O combustível, fornecido pela Usina Cocal, em Narandiba, abastece residências, comércios, indústrias e postos de GNV. O biometano é injetado na rede e pode ser destinado a diferentes aplicações, explica Talyta Viana. A experiência demonstra que o agronegócio pode atuar como fornecedor estratégico de energia renovável para centros urbanos, fortalecendo a transição energética regional.
Biometano reduz emissões e substitui combustíveis fósseis
O uso do biometano como substituto do diesel na frota pesada é outro fator que impulsiona o setor. Estudos indicam que o combustível pode reduzir em até 90% as emissões de gases de efeito estufa em comparação aos fósseis.

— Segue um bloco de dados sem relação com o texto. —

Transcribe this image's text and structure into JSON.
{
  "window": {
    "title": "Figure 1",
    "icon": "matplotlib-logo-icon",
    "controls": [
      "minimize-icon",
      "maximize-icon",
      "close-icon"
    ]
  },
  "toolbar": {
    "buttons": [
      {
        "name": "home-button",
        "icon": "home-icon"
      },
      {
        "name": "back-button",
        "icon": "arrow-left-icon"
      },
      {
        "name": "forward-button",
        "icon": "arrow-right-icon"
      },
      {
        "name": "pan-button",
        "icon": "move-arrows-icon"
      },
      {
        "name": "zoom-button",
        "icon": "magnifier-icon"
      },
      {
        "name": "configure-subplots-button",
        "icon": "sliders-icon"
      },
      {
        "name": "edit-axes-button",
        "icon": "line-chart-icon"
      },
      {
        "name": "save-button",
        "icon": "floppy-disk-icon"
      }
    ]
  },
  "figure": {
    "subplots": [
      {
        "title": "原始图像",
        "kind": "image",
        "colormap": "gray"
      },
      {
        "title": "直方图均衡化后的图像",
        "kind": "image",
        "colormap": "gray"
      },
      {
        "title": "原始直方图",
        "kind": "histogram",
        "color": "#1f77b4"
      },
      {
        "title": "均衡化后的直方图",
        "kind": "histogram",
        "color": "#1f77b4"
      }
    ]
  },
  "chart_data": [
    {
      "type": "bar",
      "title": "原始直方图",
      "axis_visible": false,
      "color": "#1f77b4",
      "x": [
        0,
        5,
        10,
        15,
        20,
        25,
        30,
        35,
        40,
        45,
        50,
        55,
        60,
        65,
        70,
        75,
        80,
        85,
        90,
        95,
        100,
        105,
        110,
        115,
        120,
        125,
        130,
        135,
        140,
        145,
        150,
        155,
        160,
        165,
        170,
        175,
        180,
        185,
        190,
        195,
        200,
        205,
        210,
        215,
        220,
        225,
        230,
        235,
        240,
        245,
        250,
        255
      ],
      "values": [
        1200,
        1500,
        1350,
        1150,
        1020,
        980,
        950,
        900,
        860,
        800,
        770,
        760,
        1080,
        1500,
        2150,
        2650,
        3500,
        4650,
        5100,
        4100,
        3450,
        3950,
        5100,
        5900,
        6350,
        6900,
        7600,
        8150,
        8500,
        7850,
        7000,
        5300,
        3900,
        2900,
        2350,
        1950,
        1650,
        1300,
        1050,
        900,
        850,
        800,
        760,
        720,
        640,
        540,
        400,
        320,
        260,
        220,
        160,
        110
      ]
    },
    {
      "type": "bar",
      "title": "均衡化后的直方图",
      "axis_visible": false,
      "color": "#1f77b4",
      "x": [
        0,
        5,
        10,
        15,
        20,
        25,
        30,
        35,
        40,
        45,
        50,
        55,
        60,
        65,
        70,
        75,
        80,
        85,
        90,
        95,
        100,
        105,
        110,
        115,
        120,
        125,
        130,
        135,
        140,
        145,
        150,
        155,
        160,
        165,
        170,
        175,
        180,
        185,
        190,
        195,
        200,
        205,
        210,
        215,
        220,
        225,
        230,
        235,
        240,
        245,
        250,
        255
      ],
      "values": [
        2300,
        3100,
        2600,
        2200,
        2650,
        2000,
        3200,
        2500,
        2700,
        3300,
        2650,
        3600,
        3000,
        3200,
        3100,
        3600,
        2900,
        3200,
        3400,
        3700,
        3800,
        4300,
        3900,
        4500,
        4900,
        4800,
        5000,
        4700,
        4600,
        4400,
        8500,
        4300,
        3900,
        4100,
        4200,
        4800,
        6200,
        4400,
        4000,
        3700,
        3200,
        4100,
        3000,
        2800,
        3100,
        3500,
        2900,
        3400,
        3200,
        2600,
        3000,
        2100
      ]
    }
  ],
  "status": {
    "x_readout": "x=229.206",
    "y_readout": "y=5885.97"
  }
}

Segundo a Abiogás, o aproveitamento total do potencial nacional permitiria suprir mais de 100% da importação brasileira de gás e substituir até 60% do consumo nacional de diesel. Atualmente, cerca de 30% da demanda de diesel é atendida por importações. O biometano se apresenta como uma alternativa estratégica para diminuir a dependência de fontes externas, reforça Talyta Viana.
Biometano consolida novo ciclo do agronegócio na transição energética
O avanço do biometano marca um novo ciclo de inovação no agronegócio brasileiro, transformando resíduos em valor econômico, ambiental e energético. Com baixa intensidade de carbono — inferior a 10 g de CO₂ equivalente por megajoule, segundo a Empresa de Pesquisa Energética (EPE) —, o combustível se destaca entre as principais soluções para a energia renovável no país.
Ao ampliar a produção, reduzir emissões e fortalecer a segurança energética, o agronegócio consolida seu papel como protagonista da transição energética brasileira. O biometano deixa de ser apenas uma alternativa e passa a ocupar posição central no futuro da matriz energética nacional.